NASA engineers are gearing up to receive the first images of their monumental mission to explore Mars. According to reports, officials are anxiously awaiting radio transmission from their Perseverance rover.

This is a part of of a nearly $3 billion and 300 million mile mission to see if there was any life on Mars. The Perseverance is programmed to land on Jezero, a 28-mile-wide crater.

Engineers said the six-wheeled rover will face “seven minutes of terror” while descending from Mars’s atmosphere to its surface.

“Our journey has been from following the water, to seeing whether this planet was habitable, to finding complex chemicals,” NASA Associate Administrator for Science Thomas Zurbuchen said. “Now, we’re at the advent of an entirely new phase, returning samples, an aspirational goal that has been with the science community for decades.”

In this image provided by NASA, Thomas Zurbuchen, Associate Administrator of NASA's Science Mission Directorate, speaks during a NASA Perseverance rover mission engineering and technology overview, Tuesday, Feb. 16, 2021, at NASA's Jet Propulsion Laboratory in Pasadena, Calif.
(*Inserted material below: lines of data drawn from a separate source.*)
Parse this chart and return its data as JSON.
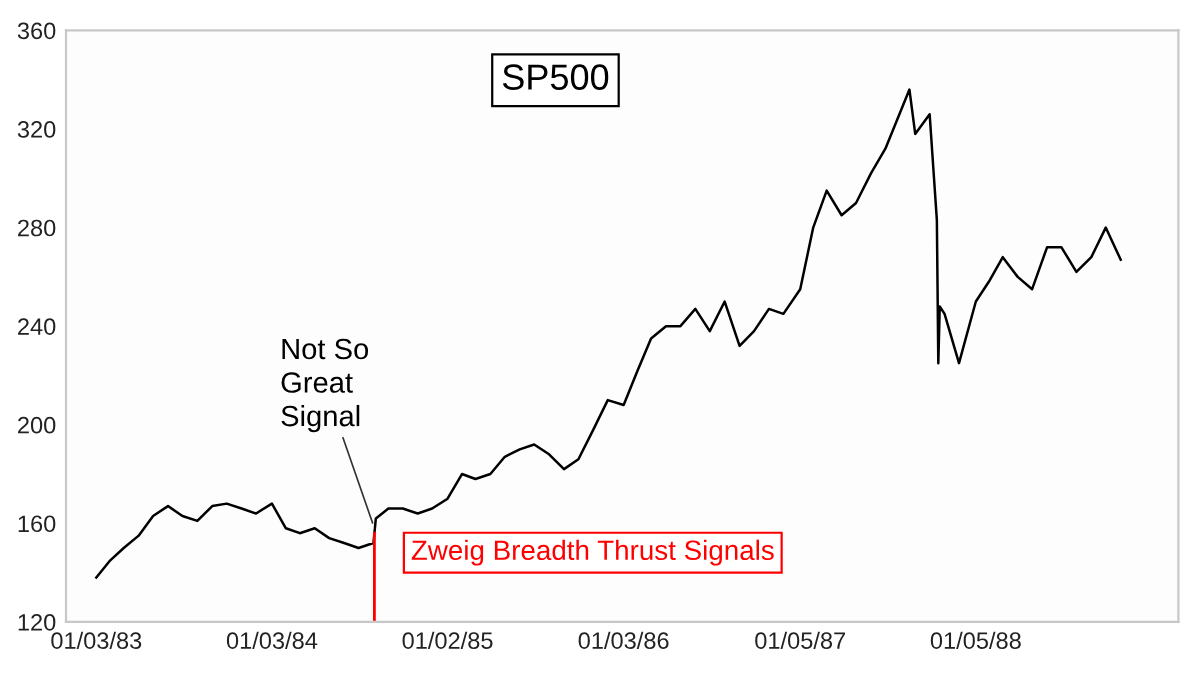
{
  "chart_data": {
    "type": "line",
    "title": "SP500",
    "x": [
      "1983-01-03",
      "1983-02-01",
      "1983-03-01",
      "1983-04-01",
      "1983-05-01",
      "1983-06-01",
      "1983-07-01",
      "1983-08-01",
      "1983-09-01",
      "1983-10-01",
      "1983-11-01",
      "1983-12-01",
      "1984-01-03",
      "1984-02-01",
      "1984-03-01",
      "1984-04-01",
      "1984-05-01",
      "1984-06-01",
      "1984-07-01",
      "1984-08-01",
      "1984-08-06",
      "1984-09-01",
      "1984-10-01",
      "1984-11-01",
      "1984-12-01",
      "1985-01-02",
      "1985-02-01",
      "1985-03-01",
      "1985-04-01",
      "1985-05-01",
      "1985-06-01",
      "1985-07-01",
      "1985-08-01",
      "1985-09-01",
      "1985-10-01",
      "1985-11-01",
      "1985-12-01",
      "1986-01-03",
      "1986-02-01",
      "1986-03-01",
      "1986-04-01",
      "1986-05-01",
      "1986-06-01",
      "1986-07-01",
      "1986-08-01",
      "1986-09-01",
      "1986-10-01",
      "1986-11-01",
      "1986-12-01",
      "1987-01-05",
      "1987-02-01",
      "1987-03-01",
      "1987-04-01",
      "1987-05-01",
      "1987-06-01",
      "1987-07-01",
      "1987-08-20",
      "1987-09-01",
      "1987-10-01",
      "1987-10-16",
      "1987-10-19",
      "1987-10-22",
      "1987-11-01",
      "1987-12-01",
      "1988-01-05",
      "1988-02-01",
      "1988-03-01",
      "1988-04-01",
      "1988-05-01",
      "1988-06-01",
      "1988-07-01",
      "1988-08-01",
      "1988-09-01",
      "1988-10-01",
      "1988-11-01"
    ],
    "series": [
      {
        "color": "#000000",
        "values": [
          138,
          145,
          150,
          155,
          163,
          167,
          163,
          161,
          167,
          168,
          166,
          164,
          168,
          158,
          156,
          158,
          154,
          152,
          150,
          152,
          162,
          166,
          166,
          164,
          166,
          170,
          180,
          178,
          180,
          187,
          190,
          192,
          188,
          182,
          186,
          198,
          210,
          208,
          222,
          235,
          240,
          240,
          247,
          238,
          250,
          232,
          238,
          247,
          245,
          255,
          280,
          295,
          285,
          290,
          302,
          312,
          336,
          318,
          326,
          283,
          225,
          248,
          245,
          225,
          250,
          258,
          268,
          260,
          255,
          272,
          272,
          262,
          268,
          280,
          267
        ]
      }
    ],
    "xlim": [
      "1982-11-01",
      "1989-03-01"
    ],
    "xticks": [
      {
        "value": "1983-01-03",
        "label": "01/03/83"
      },
      {
        "value": "1984-01-03",
        "label": "01/03/84"
      },
      {
        "value": "1985-01-02",
        "label": "01/02/85"
      },
      {
        "value": "1986-01-03",
        "label": "01/03/86"
      },
      {
        "value": "1987-01-05",
        "label": "01/05/87"
      },
      {
        "value": "1988-01-05",
        "label": "01/05/88"
      }
    ],
    "ylim": [
      120,
      360
    ],
    "yticks": [
      120,
      160,
      200,
      240,
      280,
      320,
      360
    ],
    "ref_lines": [
      {
        "axis": "x",
        "value": "1984-08-03",
        "label": "Zweig Breadth Thrust Signals",
        "color": "#ff0000"
      }
    ],
    "annotations": [
      {
        "text": "Not So\nGreat\nSignal",
        "x": "1984-08-03",
        "y": 158
      }
    ],
    "grid": false
  }
}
The Perseverance Mars rover is due to land on Mars on Thursday. (Bill Ingalls/NASA via AP)

In this image provided by NASA, Thomas Zurbuchen, Associate Administrator of NASA’s Science Mission Directorate, spoke during a NASA Perseverance rover mission engineering and technology overview, Tuesday, Feb. 16, 2021, at NASA’s Jet Propulsion Laboratory in Pasadena, Calif. (Bill Ingalls/NASA via AP)

The Perseverance rover is expected to finish it’s seven month journey on Thursday.